Nei commenti si raggiunge l’apoteosi di incitamento e partecipazione, che non può che incrementare sul sesto minuto, quando lei finisce finalmente la bottiglia. Per compensare, quindi, lei inscena anche una buffa danza. Un muro di parole rosa che ricoprono lo schermo: amo la Coca-Cola, am(a) la Coca-Cola. Kanpai. Ancora una volta, il mondo del mukbang è salvo!

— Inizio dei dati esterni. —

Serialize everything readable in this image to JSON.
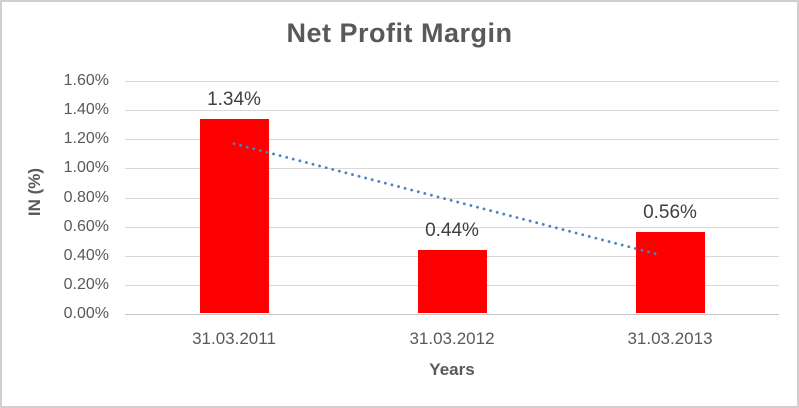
{
  "chart_data": {
    "type": "bar",
    "title": "Net Profit Margin",
    "categories": [
      "31.03.2011",
      "31.03.2012",
      "31.03.2013"
    ],
    "values": [
      1.34,
      0.44,
      0.56
    ],
    "value_labels": [
      "1.34%",
      "0.44%",
      "0.56%"
    ],
    "xlabel": "Years",
    "ylabel": "IN (%)",
    "ylim": [
      0,
      1.6
    ],
    "ytick_step": 0.2,
    "ytick_labels": [
      "0.00%",
      "0.20%",
      "0.40%",
      "0.60%",
      "0.80%",
      "1.00%",
      "1.20%",
      "1.40%",
      "1.60%"
    ],
    "grid": true,
    "legend": "none",
    "trendline": {
      "type": "linear",
      "style": "dotted",
      "fitted_values": [
        1.17,
        0.78,
        0.39
      ]
    },
    "colors": {
      "bar": "#ff0000",
      "trendline": "#4a82c4",
      "title_text": "#595959",
      "axis_text": "#595959",
      "data_label_text": "#404040",
      "gridline": "#d9d9d9",
      "axis_line": "#c6c6c6",
      "frame_border": "#d1cecd",
      "background": "#ffffff"
    }
  }
}
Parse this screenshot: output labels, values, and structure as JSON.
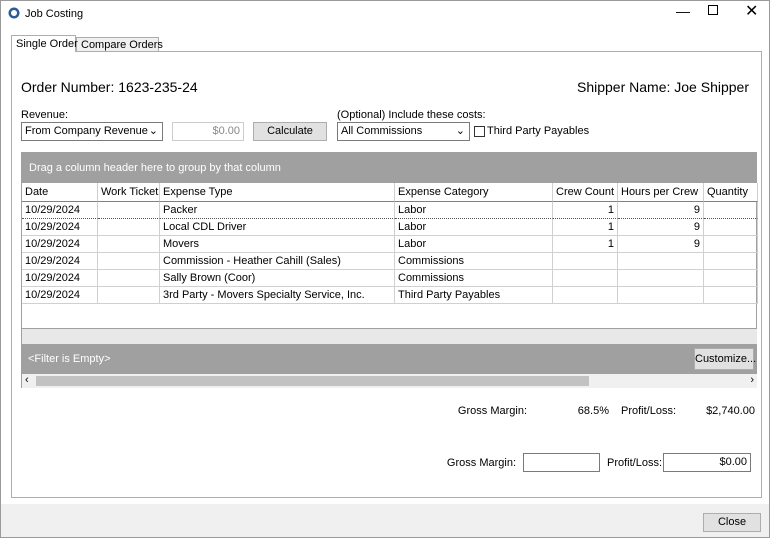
{
  "window": {
    "title": "Job Costing"
  },
  "tabs": [
    "Single Order",
    "Compare Orders"
  ],
  "order_number": "Order Number: 1623-235-24",
  "shipper_name": "Shipper Name: Joe Shipper",
  "revenue": {
    "label": "Revenue:",
    "dropdown": "From Company Revenue",
    "amount": "$0.00",
    "button": "Calculate"
  },
  "costs": {
    "label": "(Optional) Include these costs:",
    "dropdown": "All Commissions",
    "checkbox": "Third Party Payables"
  },
  "grid": {
    "group_hint": "Drag a column header here to group by that column",
    "columns": [
      "Date",
      "Work Ticket",
      "Expense Type",
      "Expense Category",
      "Crew Count",
      "Hours per Crew",
      "Quantity"
    ],
    "rows": [
      [
        "10/29/2024",
        null,
        "Packer",
        "Labor",
        1,
        9,
        null
      ],
      [
        "10/29/2024",
        null,
        "Local CDL Driver",
        "Labor",
        1,
        9,
        null
      ],
      [
        "10/29/2024",
        null,
        "Movers",
        "Labor",
        1,
        9,
        null
      ],
      [
        "10/29/2024",
        null,
        "Commission - Heather Cahill (Sales)",
        "Commissions",
        null,
        null,
        null
      ],
      [
        "10/29/2024",
        null,
        "Sally Brown (Coor)",
        "Commissions",
        null,
        null,
        null
      ],
      [
        "10/29/2024",
        null,
        "3rd Party - Movers Specialty Service, Inc.",
        "Third Party Payables",
        null,
        null,
        null
      ]
    ],
    "filter": "<Filter is Empty>",
    "customize": "Customize..."
  },
  "summary": {
    "gross_margin_label": "Gross Margin:",
    "gross_margin": "68.5%",
    "profit_label": "Profit/Loss:",
    "profit": "$2,740.00"
  },
  "summary_input": {
    "gross_margin_label": "Gross Margin:",
    "profit_label": "Profit/Loss:",
    "profit": "$0.00"
  },
  "close": "Close"
}
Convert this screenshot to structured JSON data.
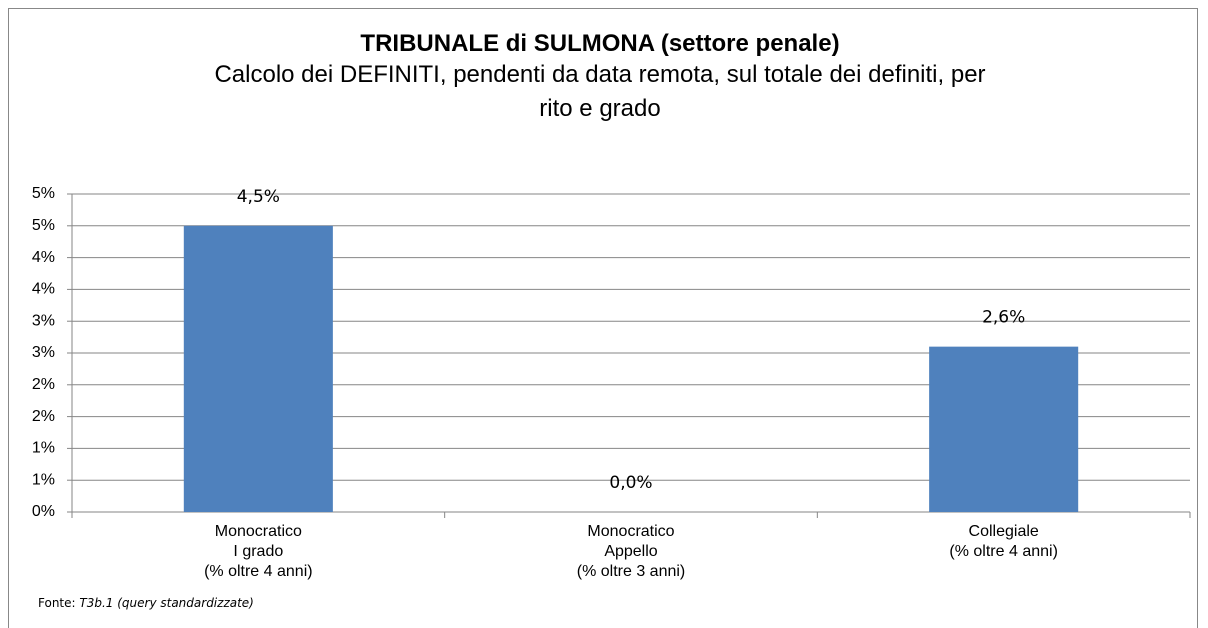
{
  "chart_data": {
    "type": "bar",
    "title": "TRIBUNALE di SULMONA (settore penale)",
    "subtitle": "Calcolo dei DEFINITI, pendenti da data remota, sul totale dei definiti, per rito e grado",
    "categories": [
      [
        "Monocratico",
        "I grado",
        "(% oltre 4 anni)"
      ],
      [
        "Monocratico",
        "Appello",
        "(% oltre 3 anni)"
      ],
      [
        "Collegiale",
        "(% oltre 4 anni)"
      ]
    ],
    "values": [
      4.5,
      0.0,
      2.6
    ],
    "value_labels": [
      "4,5%",
      "0,0%",
      "2,6%"
    ],
    "color": "#4f81bd",
    "ylim": [
      0,
      5
    ],
    "yticks": [
      {
        "value": 0,
        "label": "0%"
      },
      {
        "value": 0.5,
        "label": "1%"
      },
      {
        "value": 1,
        "label": "1%"
      },
      {
        "value": 1.5,
        "label": "2%"
      },
      {
        "value": 2,
        "label": "2%"
      },
      {
        "value": 2.5,
        "label": "3%"
      },
      {
        "value": 3,
        "label": "3%"
      },
      {
        "value": 3.5,
        "label": "4%"
      },
      {
        "value": 4,
        "label": "4%"
      },
      {
        "value": 4.5,
        "label": "5%"
      },
      {
        "value": 5,
        "label": "5%"
      }
    ],
    "grid": true,
    "source": {
      "label": "Fonte:",
      "text": "T3b.1 (query standardizzate)"
    }
  }
}
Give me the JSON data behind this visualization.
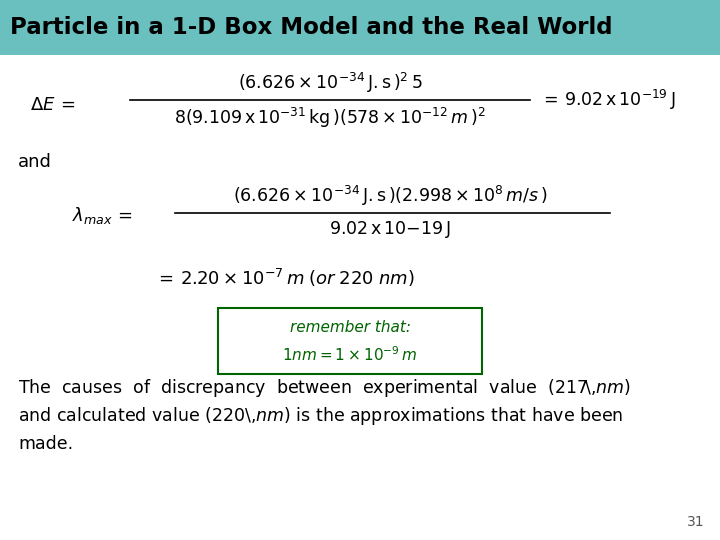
{
  "title": "Particle in a 1-D Box Model and the Real World",
  "title_bg_top": "#a8d8d8",
  "title_bg_bot": "#5aacac",
  "title_color": "#000000",
  "bg_color": "#ffffff",
  "page_number": "31",
  "box_color": "#006400",
  "figsize": [
    7.2,
    5.4
  ],
  "dpi": 100
}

Su questa intera classe di esibizioni pubbliche sono stati scritti molti articoli, talvolta con l’apporto di sociologi di comprovata competenza. Il consenso collettivo d’Occidente, a fronte di una presa di coscienza contestuale, è che lì esista una passione per cibo, come dovunque del resto, ma connotata dal bisogno di mangiare in compagnia. Non esiste in effetti una migliore dimostrazione dell’affetto familiare, che un convivio amorevolmente preparato e consumato con i propri familiari o amici, pratica sempre più distante, e inaccessibile, a causa del moderno mondo del lavoro. Come si potrebbe mai intavolare (ehm…) un discorso di questo tipo, in un paese in cui ci si aspetta che il salaryman (lo stipendiato) timbri il cartellino almeno un paio d’ore dopo il termine dell’orario effettivo, lasciando la sua scrivania soltanto dopo il capo dell’ufficio! E questo senza considerare quel bisogno, sempre più presente in ogni tipo di contesto culturale, di trasferirsi per cercare l’elusiva via di accesso a una carriera. L’attimo dell’incontro serale, quindi, con queste o altre figure che pasteggiano gioiosamente di pietanze pantagrueliche, diventa l’accompagnamento ideale per la cena a base di ramen o mukbang in busta. Concentrandosi, o distraendosi a sufficienza, sembrerà quasi di essere ospiti di quella tavola. Senza assumere nemmeno l’ombra di una caloria.